I take the view that the FOI Act imposes on public bodies a duty to ensure that their record management systems are capable of enabling them to meet their obligations under the Act. In my view, public bodies should have stated record management policies which set out the standards in relation to the creation, maintenance and destruction of physical and electronic records. Destruction should only take place in accordance with a clearly stated destruction policy and in compliance with the provisions of the National Archives Act, 1986 in the case of those public bodies which are covered by that Act.
I accept in the case of the Central Mental Hospital that in the early 1970s the Health Board took over a record-keeping system for which it had not previously been responsible. I accept that the poor quality of record-keeping in evidence in this case may be a reflection of the emphasis on custodial rather than on medical care in this institution. However, almost 30 years have passed since that time. It is not acceptable that the Health Board has not sought in all that time to organise and index the large store of documents which it has inherited. I note that the Department of Health undertook such a task in relation to documents in its keeping which it completed in recent times; this resulted in records requested by you being located. The Department of Education and Science has, I understand, almost completed the indexing of the extensive records it holds in relation to industrial schools and reformatories. Such a task would have resource implications for the Health Board, but I believe that it is the duty of the Health Board to ensure that records in its keeping are capable of ready access to meet its obligations under the FOI Act.

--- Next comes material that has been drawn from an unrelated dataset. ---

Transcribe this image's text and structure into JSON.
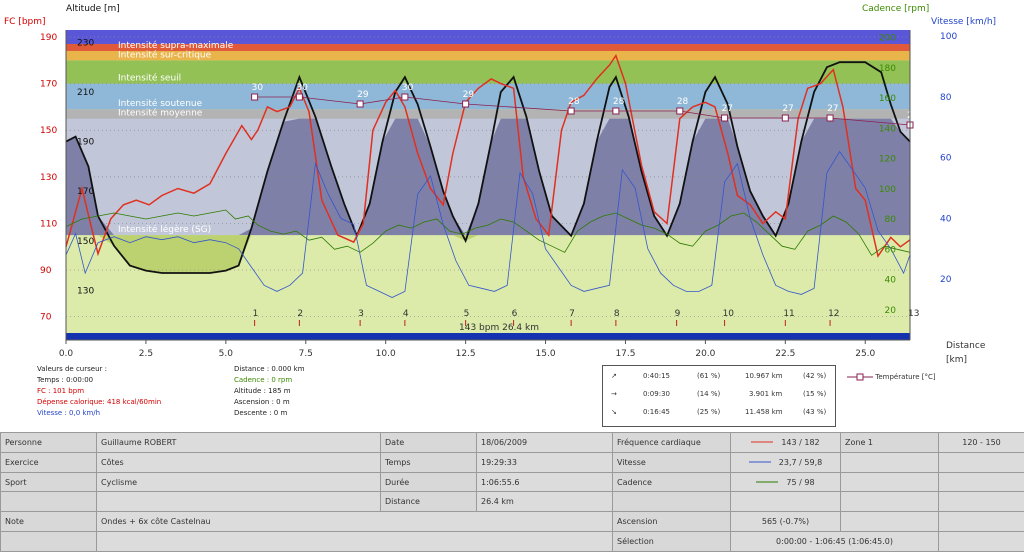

This is particularly the case where the records are, as in the case of Dundrum, of a sensitive personal nature.
Having carried out a review under section 34(2) of the Freedom of Information Act, 1997 and in the light of the release of additional records, I hereby vary the decision of the East Coast Area Health Board, previously known as the Eastern Health Board, in relation to your request of 4 February 1999 insofar as I direct the Health Board (1) to release authenticated transcripts of all records relating to your sister, recorded in the daily record books, for the 12 days prior to the removal of her body from the Central Mental Hospital, Dundrum and (2) to provide access by way of inspection to all records relating to your sister, recorded in the daily record books.
A party to a review, or any other person affected by a decision of the Information Commissioner following a review, may appeal to the High Court on a point of law arising from the decision. Such an appeal must be initiated not later than four weeks from the date of this letter.